Eye color. Hair. Height. The only contact number is Abbot's. I close the folder and put it in my coat pocket.

“I'll give it to Julie. She runs the agency and decides who gets what cases.”

“That's great.”

“So, what time are we doing this charity vote thing tomorrow?”

Abbot laughs.

“Stark, it's Friday. We don't meet again until Monday. Take the weekend. Get your head fixed.”

“Right. Friday. How about that?”

Where the hell did this week go? I swear, it was Tuesday just yesterday.

“Okay, then. I'll see you next week, boss.”

“See you Monday,” says Abbot.

I leave and walk back to the dock as sunset comes down over the docks. From here, Abbot's floating Xanadu looks like a burned-out garbage scow. Sub Rosa chic. They love their mansions to look like ten-week-old shit from the outside.

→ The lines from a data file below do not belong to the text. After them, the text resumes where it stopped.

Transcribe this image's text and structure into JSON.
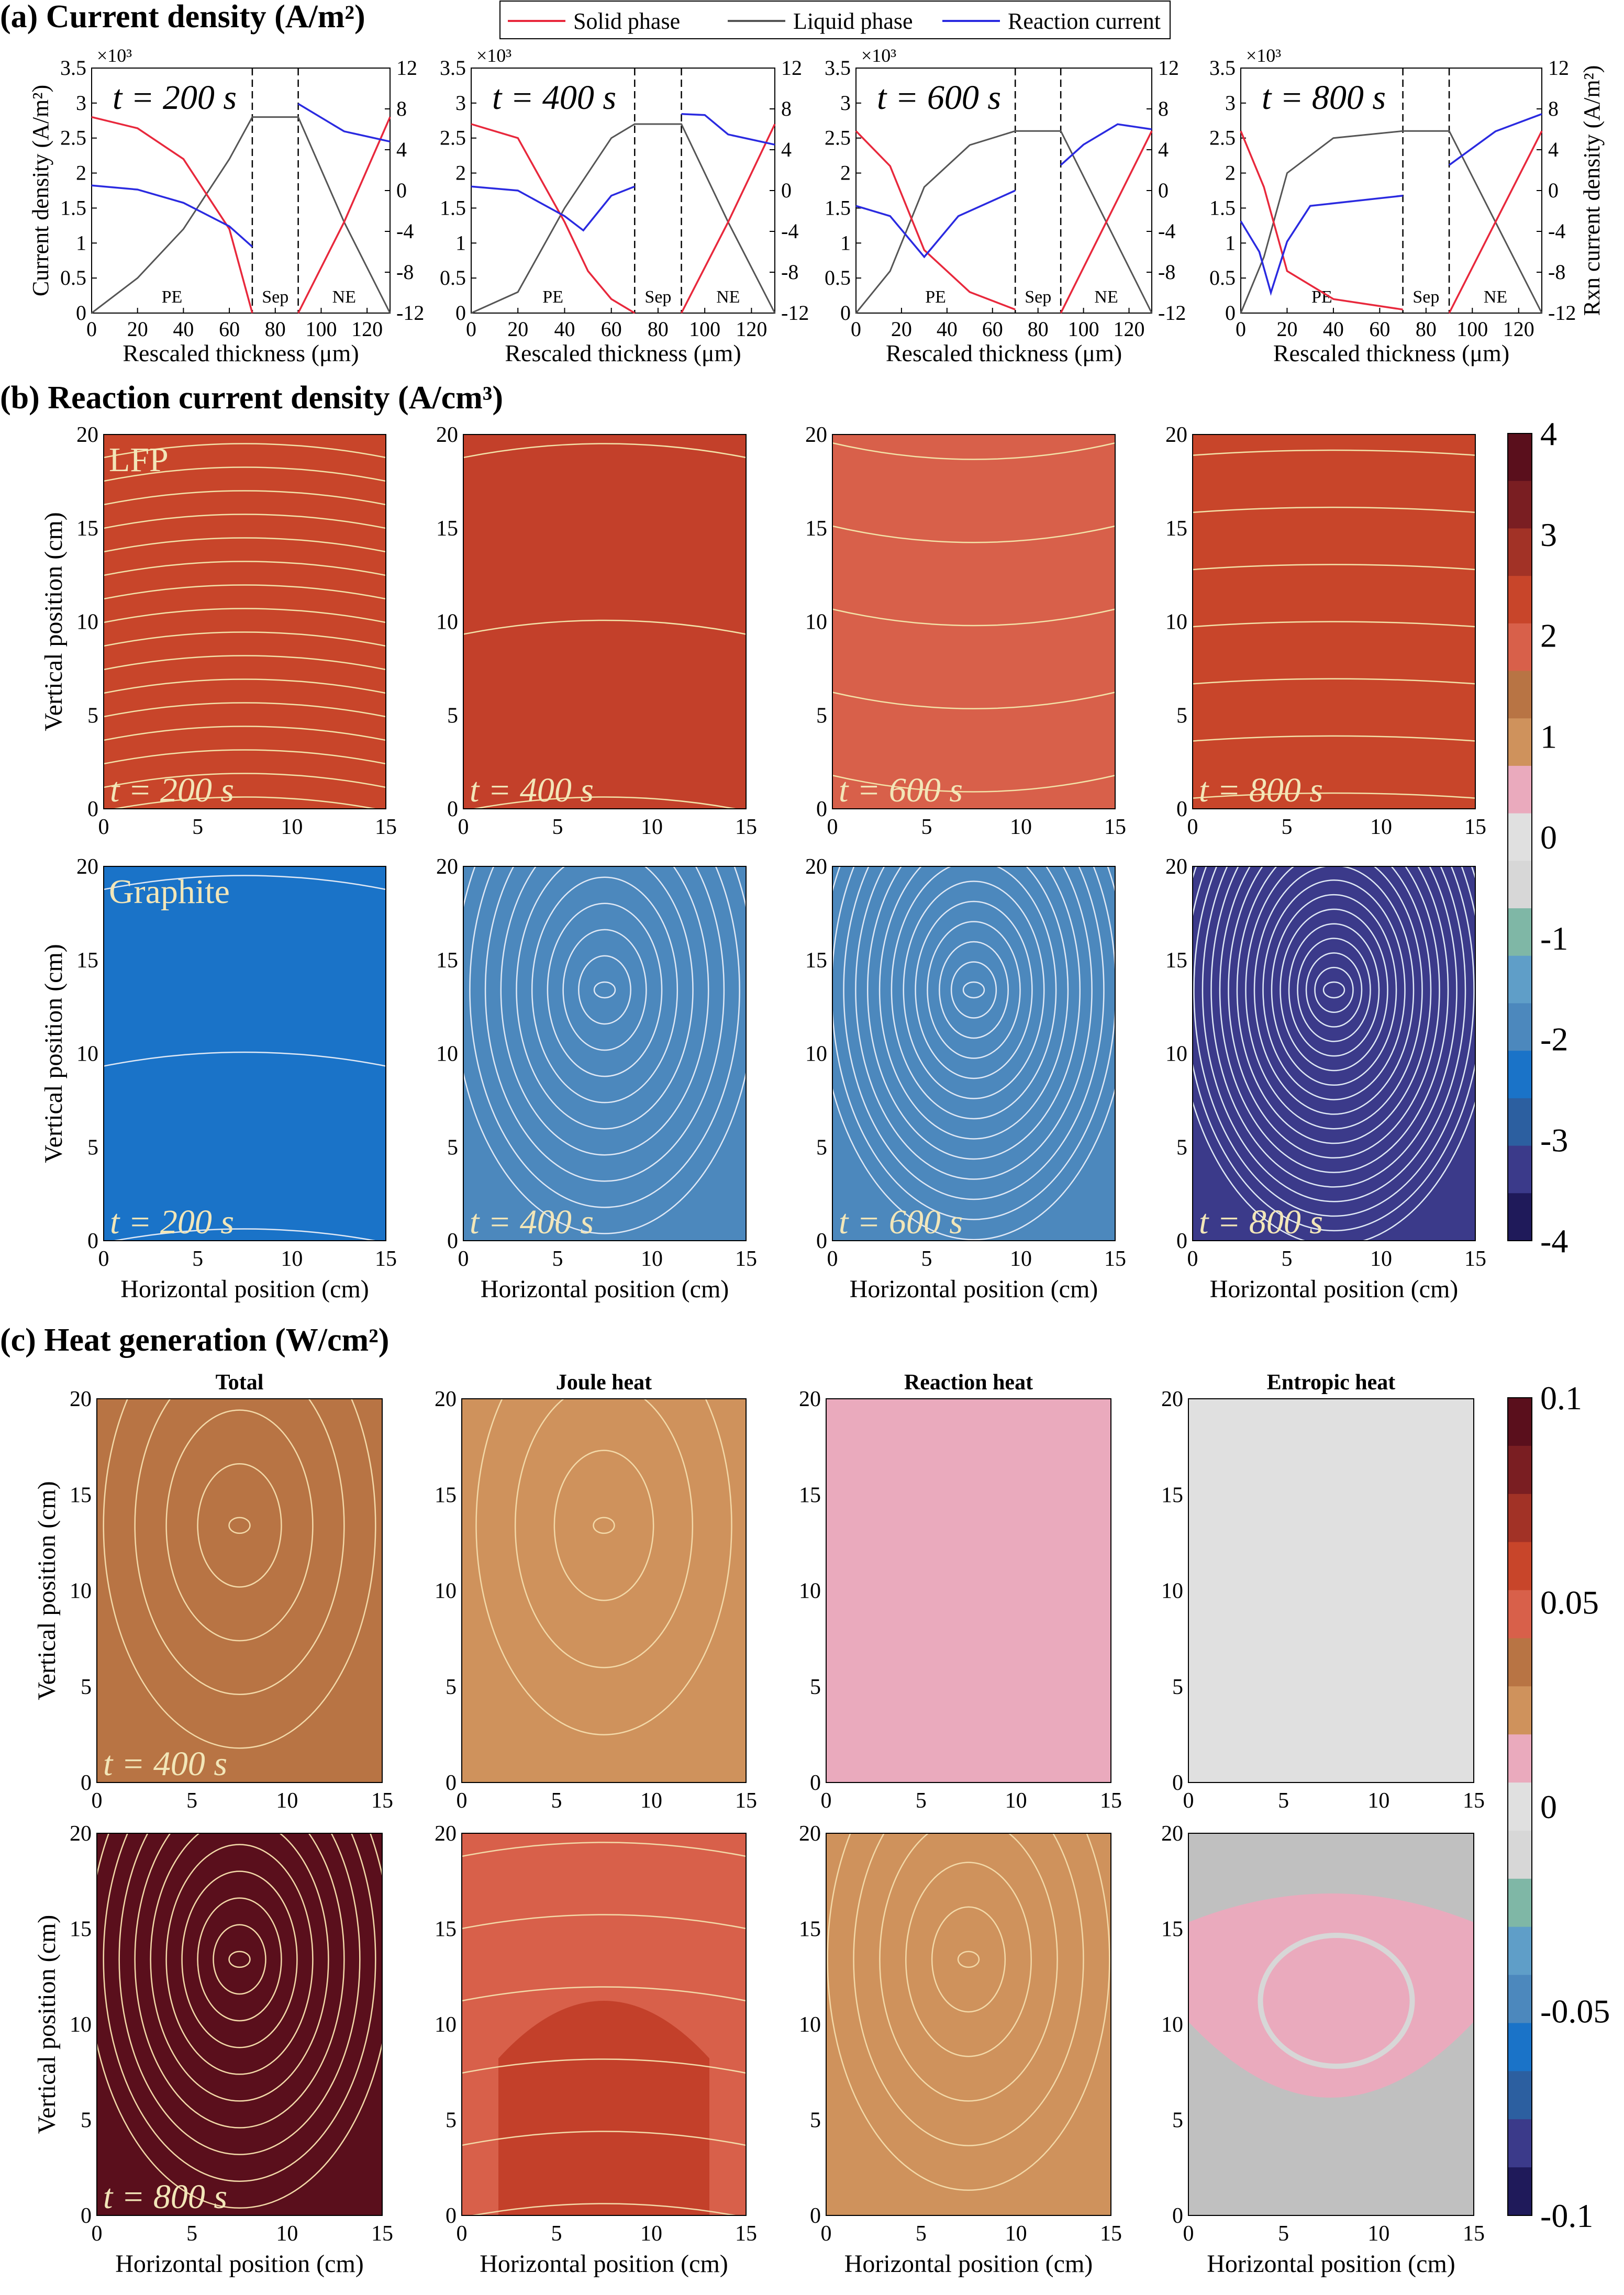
{
  "figure": {
    "section_a_title": "(a) Current density (A/m²)",
    "section_b_title": "(b) Reaction current density (A/cm³)",
    "section_c_title": "(c) Heat generation (W/cm²)"
  },
  "legend": {
    "solid": "Solid phase",
    "liquid": "Liquid phase",
    "reaction": "Reaction current"
  },
  "colors": {
    "solid": "#e8283c",
    "liquid": "#555555",
    "reaction": "#2a2ae0",
    "lfp_200": "#c8452a",
    "lfp_400": "#c3402a",
    "lfp_600": "#d8604a",
    "lfp_800": "#c8452a",
    "gr_200": "#1a73c8",
    "gr_400": "#4c88bd",
    "gr_600": "#4c88bd",
    "gr_800": "#3b3a8a",
    "heat_total_400": "#b87444",
    "heat_joule_400": "#cf925c",
    "heat_reaction_400": "#eaaabd",
    "heat_entropic_400": "#e0e0e0",
    "heat_total_800": "#5a0f1c",
    "heat_joule_800": "#d8604a",
    "heat_reaction_800": "#cf925c",
    "heat_entropic_800": "#c0c0c0"
  },
  "chart_data": [
    {
      "type": "line",
      "panel": "a",
      "times": [
        "t = 200 s",
        "t = 400 s",
        "t = 600 s",
        "t = 800 s"
      ],
      "xlabel": "Rescaled thickness (μm)",
      "ylabel_left": "Current density (A/m²)",
      "ylabel_right": "Rxn current density (A/m²)",
      "left_multiplier": "×10³",
      "xlim": [
        0,
        130
      ],
      "ylim_left": [
        0,
        3.5
      ],
      "ylim_right": [
        -12,
        12
      ],
      "x_ticks": [
        "0",
        "20",
        "40",
        "60",
        "80",
        "100",
        "120"
      ],
      "y_ticks_left": [
        "0",
        "0.5",
        "1",
        "1.5",
        "2",
        "2.5",
        "3",
        "3.5"
      ],
      "y_ticks_right": [
        "-12",
        "-8",
        "-4",
        "0",
        "4",
        "8",
        "12"
      ],
      "region_labels": [
        "PE",
        "Sep",
        "NE"
      ],
      "region_bounds": [
        70,
        90
      ],
      "subpanels": [
        {
          "time": "t = 200 s",
          "solid_pe": [
            [
              0,
              2.8
            ],
            [
              20,
              2.64
            ],
            [
              40,
              2.2
            ],
            [
              60,
              1.2
            ],
            [
              70,
              0
            ]
          ],
          "solid_ne": [
            [
              90,
              0
            ],
            [
              110,
              1.3
            ],
            [
              130,
              2.8
            ]
          ],
          "liquid": [
            [
              0,
              0
            ],
            [
              20,
              0.5
            ],
            [
              40,
              1.2
            ],
            [
              60,
              2.2
            ],
            [
              70,
              2.8
            ],
            [
              90,
              2.8
            ],
            [
              110,
              1.3
            ],
            [
              130,
              0
            ]
          ],
          "reaction_pe": [
            [
              0,
              0.5
            ],
            [
              20,
              0.1
            ],
            [
              40,
              -1.2
            ],
            [
              60,
              -3.5
            ],
            [
              70,
              -5.5
            ]
          ],
          "reaction_ne": [
            [
              90,
              8.5
            ],
            [
              110,
              5.8
            ],
            [
              130,
              4.8
            ]
          ]
        },
        {
          "time": "t = 400 s",
          "solid_pe": [
            [
              0,
              2.7
            ],
            [
              20,
              2.5
            ],
            [
              40,
              1.3
            ],
            [
              50,
              0.6
            ],
            [
              60,
              0.2
            ],
            [
              70,
              0
            ]
          ],
          "solid_ne": [
            [
              90,
              0
            ],
            [
              110,
              1.3
            ],
            [
              130,
              2.7
            ]
          ],
          "liquid": [
            [
              0,
              0
            ],
            [
              20,
              0.3
            ],
            [
              40,
              1.5
            ],
            [
              60,
              2.5
            ],
            [
              70,
              2.7
            ],
            [
              90,
              2.7
            ],
            [
              110,
              1.3
            ],
            [
              130,
              0
            ]
          ],
          "reaction_pe": [
            [
              0,
              0.4
            ],
            [
              20,
              0
            ],
            [
              40,
              -2.5
            ],
            [
              48,
              -3.9
            ],
            [
              60,
              -0.5
            ],
            [
              70,
              0.4
            ]
          ],
          "reaction_ne": [
            [
              90,
              7.5
            ],
            [
              100,
              7.4
            ],
            [
              110,
              5.5
            ],
            [
              130,
              4.5
            ]
          ]
        },
        {
          "time": "t = 600 s",
          "solid_pe": [
            [
              0,
              2.6
            ],
            [
              15,
              2.1
            ],
            [
              30,
              0.9
            ],
            [
              50,
              0.3
            ],
            [
              70,
              0.05
            ]
          ],
          "solid_ne": [
            [
              90,
              0
            ],
            [
              110,
              1.3
            ],
            [
              130,
              2.6
            ]
          ],
          "liquid": [
            [
              0,
              0
            ],
            [
              15,
              0.6
            ],
            [
              30,
              1.8
            ],
            [
              50,
              2.4
            ],
            [
              70,
              2.6
            ],
            [
              90,
              2.6
            ],
            [
              110,
              1.3
            ],
            [
              130,
              0
            ]
          ],
          "reaction_pe": [
            [
              0,
              -1.5
            ],
            [
              15,
              -2.5
            ],
            [
              30,
              -6.5
            ],
            [
              45,
              -2.5
            ],
            [
              70,
              0
            ]
          ],
          "reaction_ne": [
            [
              90,
              2.5
            ],
            [
              100,
              4.5
            ],
            [
              115,
              6.5
            ],
            [
              130,
              6.0
            ]
          ]
        },
        {
          "time": "t = 800 s",
          "solid_pe": [
            [
              0,
              2.6
            ],
            [
              10,
              1.8
            ],
            [
              20,
              0.6
            ],
            [
              40,
              0.2
            ],
            [
              70,
              0.05
            ]
          ],
          "solid_ne": [
            [
              90,
              0
            ],
            [
              110,
              1.3
            ],
            [
              130,
              2.6
            ]
          ],
          "liquid": [
            [
              0,
              0
            ],
            [
              10,
              0.8
            ],
            [
              20,
              2.0
            ],
            [
              40,
              2.5
            ],
            [
              70,
              2.6
            ],
            [
              90,
              2.6
            ],
            [
              110,
              1.3
            ],
            [
              130,
              0
            ]
          ],
          "reaction_pe": [
            [
              0,
              -3.0
            ],
            [
              8,
              -6.0
            ],
            [
              13,
              -10.0
            ],
            [
              20,
              -5.0
            ],
            [
              30,
              -1.5
            ],
            [
              70,
              -0.5
            ]
          ],
          "reaction_ne": [
            [
              90,
              2.5
            ],
            [
              110,
              5.8
            ],
            [
              130,
              7.5
            ]
          ]
        }
      ]
    },
    {
      "type": "heatmap",
      "panel": "b",
      "rows": [
        {
          "label": "LFP",
          "times": [
            "t = 200 s",
            "t = 400 s",
            "t = 600 s",
            "t = 800 s"
          ]
        },
        {
          "label": "Graphite",
          "times": [
            "t = 200 s",
            "t = 400 s",
            "t = 600 s",
            "t = 800 s"
          ]
        }
      ],
      "xlabel": "Horizontal position (cm)",
      "ylabel": "Vertical position (cm)",
      "xlim": [
        0,
        15
      ],
      "ylim": [
        0,
        20
      ],
      "x_ticks": [
        "0",
        "5",
        "10",
        "15"
      ],
      "y_ticks": [
        "0",
        "5",
        "10",
        "15",
        "20"
      ],
      "colorbar_ticks": [
        "4",
        "3",
        "2",
        "1",
        "0",
        "-1",
        "-2",
        "-3",
        "-4"
      ],
      "colorbar_range": [
        -4,
        4
      ]
    },
    {
      "type": "heatmap",
      "panel": "c",
      "column_titles": [
        "Total",
        "Joule heat",
        "Reaction heat",
        "Entropic heat"
      ],
      "row_times": [
        "t = 400 s",
        "t = 800 s"
      ],
      "xlabel": "Horizontal position (cm)",
      "ylabel": "Vertical position (cm)",
      "xlim": [
        0,
        15
      ],
      "ylim": [
        0,
        20
      ],
      "x_ticks": [
        "0",
        "5",
        "10",
        "15"
      ],
      "y_ticks": [
        "0",
        "5",
        "10",
        "15",
        "20"
      ],
      "colorbar_ticks": [
        "0.1",
        "0.05",
        "0",
        "-0.05",
        "-0.1"
      ],
      "colorbar_range": [
        -0.1,
        0.1
      ]
    }
  ]
}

One okay thing about being on the council is that I get a stipend (and apparently an expense account—really need to look at that packet Abbot talked about). Since I can't use the Room of Thirteen Doors anymore, and since the last car I borrowed got burned by a psycho named Audsley Ishii, I got one of my own. A black '68 Pontiac Catalina fastback. Actually bought it. Inside, the previous owner put a rebuilt 455 V-8 under the hood. Outside, it looks like a hearse and a cruise missile had a bullet-nosed baby. I get in, turn the key, and make the monster roar.

T
HE DRIVE FROM
Marina del Rey to Hollywood isn't as hideous as it could be. The 405 tonight is a plodding lava flow instead of a graveyard. Abbot's gerbil-food pill tuned down my headache, but the headlights on other cars still hurt my eyes. I can't believe I almost missed Friday. My head will be shaken back into place soon enough. I swear, having a job is half of what's wrong with me.

I never liked being an employee. I tried it before. Signed on with the Golden Vigil—basically, a government antihoodoo spook force. It didn't work out. The bosses—Larson Wells in particular—and I didn't exactly get along (I fought the law and the law won). Then they threw Candy in jail and would have shipped her to a Lurker Alcatraz in the desert if I didn't get help from a friend. Then they screwed me out of my paycheck. Then I tried playing private detective.

Don't bother asking how that worked out.

Even though the council gig is a pretty cushy job, being a salaryman grates on me in a very basic way. It reminds me of working for Azazel, a Hellion bigwig Downtown. The relationship was simple: he was the boss and I was his slave. Pull the plow or get sent to the glue factory. This job isn't as bad as that by a long shot, but being under the thumb of anyone who can burn down your life with a phone call makes me, let's say, uneasy. Maybe that's why my sleep has been shit.